8 nouvelles poignantes et inspirées.
Jeanne-A Debats écrit peu, mais bien.
Elle avait commis en 2008 La Vieille Anglaise et le continent, une novella douce amère, très bien faite, sur le choix fait par une aristocrate excentrique de finir ses jours dans la peau — et la tête — d'un cachalot. Le texte, élégant et maîtrisé, nous offrait un parcours envoûtant dans le grand bleu, et s'accompagnait d'une trame écologiste où les méchants n'étaient point ceux qu'on croit. De la belle ouvrage, qui, de mémoire, a raflé quatre prix, dont le GPI catégorie nouvelle. En toute logique, on attendait donc Debats au tournant, c'est-à-dire au prochain opus.
L'opus en question est un recueil de nouvelles, Stratégies du réenchantement, fort justement paru dans la collection du même nom chez Griffe d'Encre, où Jeanne-A a ses habitudes. Un mot tout d'abord sur l'objet : couverture de Caza, pas moins. J'aime bien Caza en général, mais là, on est un peu oppressé, avec un univers carcéral tout rouge qui ouvre sur un improbable ailleurs, meilleur peut-être mais surtout très jaune. On le verra, c'est raccord avec le contenu.

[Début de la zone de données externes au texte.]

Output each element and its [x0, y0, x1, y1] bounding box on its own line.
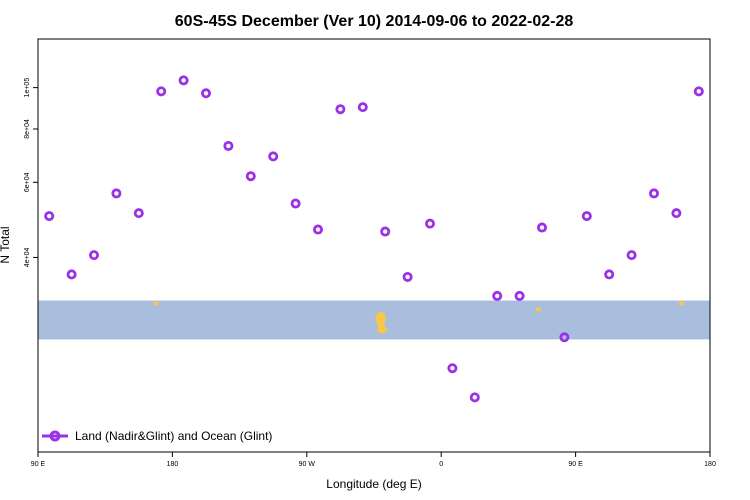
data-point — [200, 88, 211, 99]
ocean-band — [38, 300, 710, 340]
data-point — [424, 218, 435, 229]
data-point — [357, 102, 368, 113]
data-point — [111, 188, 122, 199]
data-point — [156, 86, 167, 97]
legend-label: Land (Nadir&Glint) and Ocean (Glint) — [75, 429, 272, 443]
data-point — [626, 250, 637, 261]
data-point — [469, 392, 480, 403]
data-point — [537, 222, 548, 233]
data-point — [133, 208, 144, 219]
x-tick-label: 0 — [439, 461, 443, 468]
data-point — [335, 104, 346, 115]
data-point — [178, 75, 189, 86]
y-tick-label: 1e+05 — [24, 78, 31, 98]
data-point — [380, 226, 391, 237]
data-point — [604, 269, 615, 280]
x-tick-label: 90 W — [299, 461, 316, 468]
data-point — [290, 198, 301, 209]
chart-title: 60S-45S December (Ver 10) 2014-09-06 to … — [175, 13, 574, 30]
x-tick-label: 180 — [704, 461, 716, 468]
land-marker — [374, 311, 388, 334]
data-point — [559, 332, 570, 343]
legend-marker — [49, 430, 61, 442]
band-layer — [38, 300, 710, 340]
x-tick-label: 180 — [167, 461, 179, 468]
data-point — [671, 208, 682, 219]
data-point — [268, 151, 279, 162]
legend: Land (Nadir&Glint) and Ocean (Glint) — [42, 429, 272, 443]
data-points — [44, 75, 704, 403]
data-point — [44, 211, 55, 222]
data-point — [693, 86, 704, 97]
data-point — [89, 250, 100, 261]
y-tick-label: 8e+04 — [24, 119, 31, 139]
land-marker — [535, 307, 542, 312]
x-tick-label: 90 E — [31, 461, 46, 468]
data-point — [514, 290, 525, 301]
y-axis-label: N Total — [0, 226, 12, 263]
x-axis: 90 E 180 90 W 0 90 E 180 — [31, 452, 716, 468]
x-axis-label: Longitude (deg E) — [326, 477, 421, 491]
land-layer — [152, 301, 685, 334]
data-point — [649, 188, 660, 199]
data-point — [245, 171, 256, 182]
land-marker — [678, 301, 685, 306]
y-tick-label: 6e+04 — [24, 172, 31, 192]
y-axis: 4e+04 6e+04 8e+04 1e+05 — [24, 78, 38, 268]
land-marker — [152, 301, 159, 306]
data-point — [66, 269, 77, 280]
plot-frame — [37, 38, 711, 453]
data-point — [312, 224, 323, 235]
data-point — [402, 271, 413, 282]
data-point — [581, 211, 592, 222]
data-point — [223, 140, 234, 151]
data-point — [447, 363, 458, 374]
data-point — [492, 290, 503, 301]
y-tick-label: 4e+04 — [24, 248, 31, 268]
x-tick-label: 90 E — [568, 461, 583, 468]
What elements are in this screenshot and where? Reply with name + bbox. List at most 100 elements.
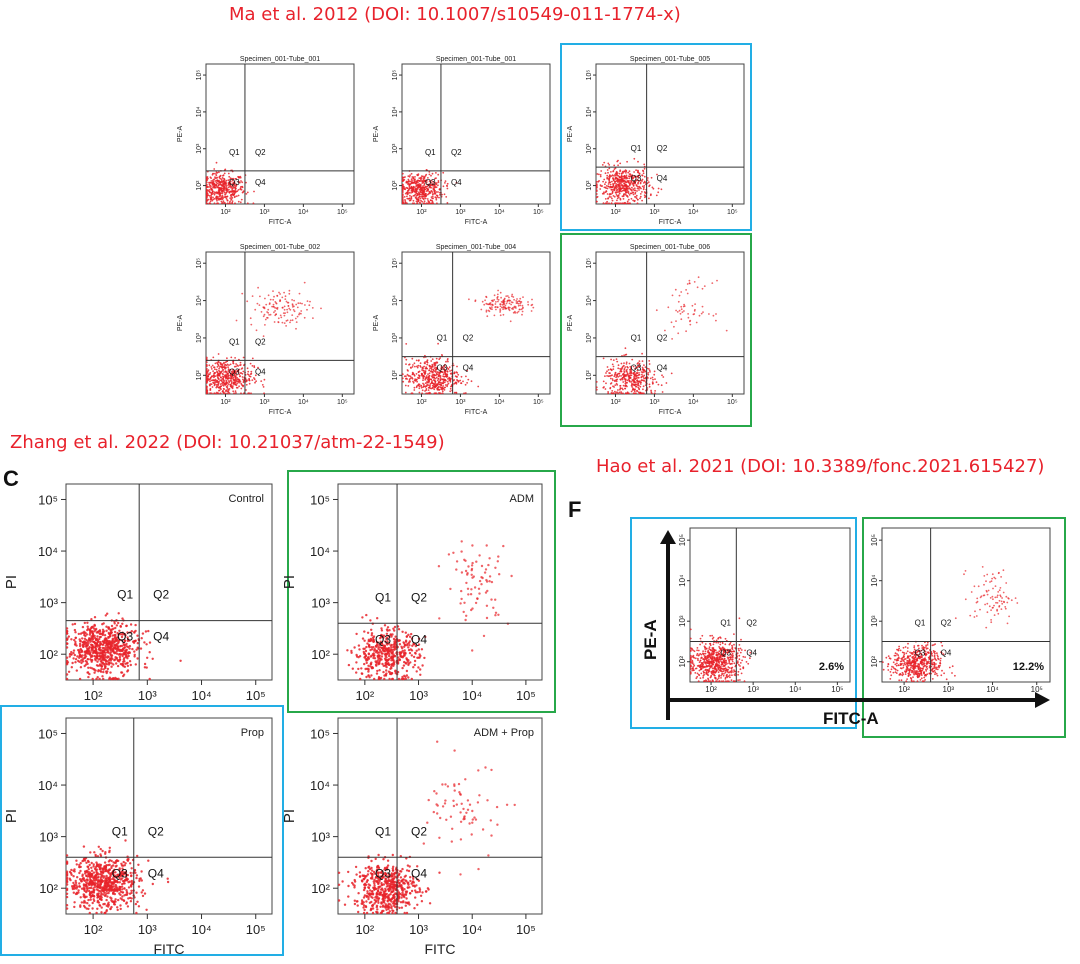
event-dot: [446, 187, 449, 190]
event-dot: [382, 634, 386, 637]
event-dot: [616, 197, 619, 200]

Le contenu justement : pratiquement que du très bien. Huit nouvelles, et une postface de Dunyach, certes pointue, mais qui ne m'a pas marqué. En quatrième, on lit « huit nouvelles sur l'art et les raisons de dire non », ce qui résume assez correctement le fil rouge du recueil.
On commence fort à mon goût, avec « Aria Furiosa » : dans une uchronie à peine marquée, le dernier castrat, Orlando, est contraint par un colonel SS de chanter pour Rommel. La réponse du maître sera à la hauteur du chantage atroce de l'officier allemand. Une écriture précise pour un conte bref et intense comme un contre-ut.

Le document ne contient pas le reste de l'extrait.